The Republican leadership of the House Foreign Affairs Committee on Sunday released a sprawling report on the U.S. exit from Afghanistan three years ago, blasting President Joe Biden and his administration as the callous and “dogmatic” orchestrator of a foreign policy failure so extreme that it ranked “far worse” than even America’s catastrophic withdrawal from Vietnam in 1975.

Democrats swiftly dismissed the 240-page report, the product of a two-year GOP investigation, as “nakedly partisan” and as the cynical manipulation of tragedy for use as a “political football.”

The document arrives just two months ahead of a tightly contested presidential election between Vice President Kamala Harris and former president Donald Trump, and on the eve of their highly anticipated debate Tuesday in Philadelphia. Both parties said the timing of its release was intended to underscore Republicans’ recent efforts to revive public scrutiny of the withdrawal, which the committee’s chairman, Rep. Michael McCaul (R-Tex.), suggested could “disqualify” Harris in the minds of voters.

The committee has said as well that even with the report’s publication, its work will continue with the pursuit of additional witness testimony.

It was Trump, as president in February 2020, who negotiated the oft-criticized deal, known as the Doha agreement, with Afghanistan’s Taliban militant group to release 5,000 Taliban prisoners and withdraw all U.S. forces the following year.

In recent weeks, though, he has aggressively defended his decision to cut a deal while seeking to draw voters’ attention instead to the chaos that ensued in Kabul during August 2021, as Biden executed the agreement and brought America’s longest war to a messy and violent end. Trump last week accused Biden and Harris of bearing responsibility for the suicide bomb attack during the withdrawal that killed 13 U.S. service members “just like they pulled the trigger.”

But while the GOP report contains some minor new details, there are no major revelations that go beyond prior reporting already in the public domain via separate investigations conducted by the Defense Department, the State Department, news outlets and analysts, as well as the foreign affairs committee itself. And it contains no evidence that Harris played a major role in the withdrawal’s execution.
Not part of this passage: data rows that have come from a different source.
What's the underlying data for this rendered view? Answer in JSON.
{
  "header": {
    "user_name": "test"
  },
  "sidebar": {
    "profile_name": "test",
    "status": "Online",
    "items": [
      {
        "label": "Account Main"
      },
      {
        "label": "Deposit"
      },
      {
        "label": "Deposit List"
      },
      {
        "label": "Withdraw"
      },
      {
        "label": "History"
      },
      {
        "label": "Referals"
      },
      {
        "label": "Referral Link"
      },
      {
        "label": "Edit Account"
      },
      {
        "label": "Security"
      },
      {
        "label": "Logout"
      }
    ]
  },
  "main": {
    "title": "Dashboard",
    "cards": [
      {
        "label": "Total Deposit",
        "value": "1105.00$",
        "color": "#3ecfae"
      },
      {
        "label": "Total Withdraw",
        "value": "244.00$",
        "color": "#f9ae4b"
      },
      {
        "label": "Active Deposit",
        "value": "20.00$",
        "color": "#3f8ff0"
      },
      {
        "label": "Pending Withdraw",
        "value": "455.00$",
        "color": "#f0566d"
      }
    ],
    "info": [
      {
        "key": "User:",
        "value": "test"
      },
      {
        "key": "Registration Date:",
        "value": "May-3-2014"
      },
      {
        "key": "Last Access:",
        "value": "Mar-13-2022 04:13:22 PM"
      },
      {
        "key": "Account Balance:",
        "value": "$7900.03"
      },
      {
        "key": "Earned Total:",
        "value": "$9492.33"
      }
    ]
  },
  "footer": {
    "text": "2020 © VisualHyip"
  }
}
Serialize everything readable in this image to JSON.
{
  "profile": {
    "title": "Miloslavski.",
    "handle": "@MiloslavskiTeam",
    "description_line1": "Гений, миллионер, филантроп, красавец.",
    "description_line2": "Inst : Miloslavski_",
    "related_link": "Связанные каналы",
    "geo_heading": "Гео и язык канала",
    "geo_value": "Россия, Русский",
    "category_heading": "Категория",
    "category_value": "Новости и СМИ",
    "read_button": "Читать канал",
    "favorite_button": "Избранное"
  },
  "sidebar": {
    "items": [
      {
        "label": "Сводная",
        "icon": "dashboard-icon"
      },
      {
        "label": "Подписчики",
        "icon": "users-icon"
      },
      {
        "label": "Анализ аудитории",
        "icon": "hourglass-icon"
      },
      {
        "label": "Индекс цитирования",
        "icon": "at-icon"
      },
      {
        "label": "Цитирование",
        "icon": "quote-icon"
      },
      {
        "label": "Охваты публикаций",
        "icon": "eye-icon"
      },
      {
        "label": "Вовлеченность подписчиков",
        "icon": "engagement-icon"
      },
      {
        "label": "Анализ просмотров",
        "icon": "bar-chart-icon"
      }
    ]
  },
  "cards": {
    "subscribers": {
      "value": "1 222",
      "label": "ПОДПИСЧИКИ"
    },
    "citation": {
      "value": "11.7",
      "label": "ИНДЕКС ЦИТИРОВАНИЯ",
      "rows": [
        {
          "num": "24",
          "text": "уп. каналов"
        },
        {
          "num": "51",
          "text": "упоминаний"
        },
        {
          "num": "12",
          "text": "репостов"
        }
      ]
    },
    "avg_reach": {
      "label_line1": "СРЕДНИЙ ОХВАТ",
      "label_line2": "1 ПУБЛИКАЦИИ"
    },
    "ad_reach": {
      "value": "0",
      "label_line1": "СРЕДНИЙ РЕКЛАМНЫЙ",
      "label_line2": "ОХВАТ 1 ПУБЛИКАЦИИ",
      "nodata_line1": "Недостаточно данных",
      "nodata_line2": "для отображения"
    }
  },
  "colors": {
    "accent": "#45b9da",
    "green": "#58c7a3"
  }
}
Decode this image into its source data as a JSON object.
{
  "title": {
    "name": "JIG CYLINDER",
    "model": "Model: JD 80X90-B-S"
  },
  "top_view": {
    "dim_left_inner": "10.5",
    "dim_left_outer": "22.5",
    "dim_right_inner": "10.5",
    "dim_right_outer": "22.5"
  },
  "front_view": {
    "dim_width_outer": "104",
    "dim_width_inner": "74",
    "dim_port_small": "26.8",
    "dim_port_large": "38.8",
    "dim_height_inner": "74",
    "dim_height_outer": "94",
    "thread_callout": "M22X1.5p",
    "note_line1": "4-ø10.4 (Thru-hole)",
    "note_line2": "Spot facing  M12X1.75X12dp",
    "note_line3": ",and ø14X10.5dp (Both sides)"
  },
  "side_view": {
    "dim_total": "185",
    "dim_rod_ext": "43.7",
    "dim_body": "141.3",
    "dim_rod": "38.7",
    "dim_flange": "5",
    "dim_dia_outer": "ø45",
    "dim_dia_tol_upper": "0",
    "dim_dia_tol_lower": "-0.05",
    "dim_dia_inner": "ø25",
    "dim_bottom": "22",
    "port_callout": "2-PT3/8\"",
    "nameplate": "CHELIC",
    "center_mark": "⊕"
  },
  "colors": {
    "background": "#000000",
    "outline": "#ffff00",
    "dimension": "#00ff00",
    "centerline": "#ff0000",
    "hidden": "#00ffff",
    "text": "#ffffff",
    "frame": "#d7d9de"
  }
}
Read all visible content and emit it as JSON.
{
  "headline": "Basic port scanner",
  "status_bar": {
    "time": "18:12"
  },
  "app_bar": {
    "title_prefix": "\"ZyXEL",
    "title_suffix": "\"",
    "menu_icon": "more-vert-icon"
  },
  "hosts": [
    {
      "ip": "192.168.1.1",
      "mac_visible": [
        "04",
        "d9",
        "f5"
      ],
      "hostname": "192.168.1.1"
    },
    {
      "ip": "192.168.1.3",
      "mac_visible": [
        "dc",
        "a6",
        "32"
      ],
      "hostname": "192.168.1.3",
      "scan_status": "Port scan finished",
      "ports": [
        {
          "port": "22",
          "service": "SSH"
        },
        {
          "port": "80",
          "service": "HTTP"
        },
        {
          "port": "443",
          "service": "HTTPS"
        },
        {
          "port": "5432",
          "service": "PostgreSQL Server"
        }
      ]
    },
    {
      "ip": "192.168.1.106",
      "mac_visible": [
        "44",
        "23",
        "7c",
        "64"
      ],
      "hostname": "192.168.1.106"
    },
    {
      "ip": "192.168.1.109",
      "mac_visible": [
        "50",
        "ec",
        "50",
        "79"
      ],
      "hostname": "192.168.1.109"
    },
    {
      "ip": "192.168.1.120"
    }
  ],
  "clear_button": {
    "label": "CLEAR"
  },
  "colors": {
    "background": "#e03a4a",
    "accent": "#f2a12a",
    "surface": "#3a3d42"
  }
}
The report focuses intently on the chaotic and desperate noncombatant evacuation operation (NEO), a three-week crisis marred by images of horror as Afghans trying to escape the Taliban’s return to power died amid the crush of desperate crowds, while clinging to departing U.S. planes and in the suicide bombing just outside Kabul’s airport.

Among its findings that the committee emphasized were revelations first publicized months ago, such as the evacuation request coming on the day the Taliban entered Afghanistan’s capital, and one diplomat’s assertion that the U.S. Embassy’s top official had violated covid-19 protocols.

But the report stops short of presenting significant new evidence about the airport attack, an event Republicans have portrayed as the most egregious of Biden’s failures in overseeing the withdrawal. “Debate over whether the Abbey Gate attack was a lone suicide bomber or a complex attack, including gunfire after the bomb, has yet to be resolved,” the report says, citing a lack of aerial surveillance at the time of the attack, and the destruction of evidence by the Defense Department in the aftermath. A person familiar with the Defense Department’s investigation of the bombing said previously that it is true some photographs snapped by a sniper team overseeing the bombing site went missing.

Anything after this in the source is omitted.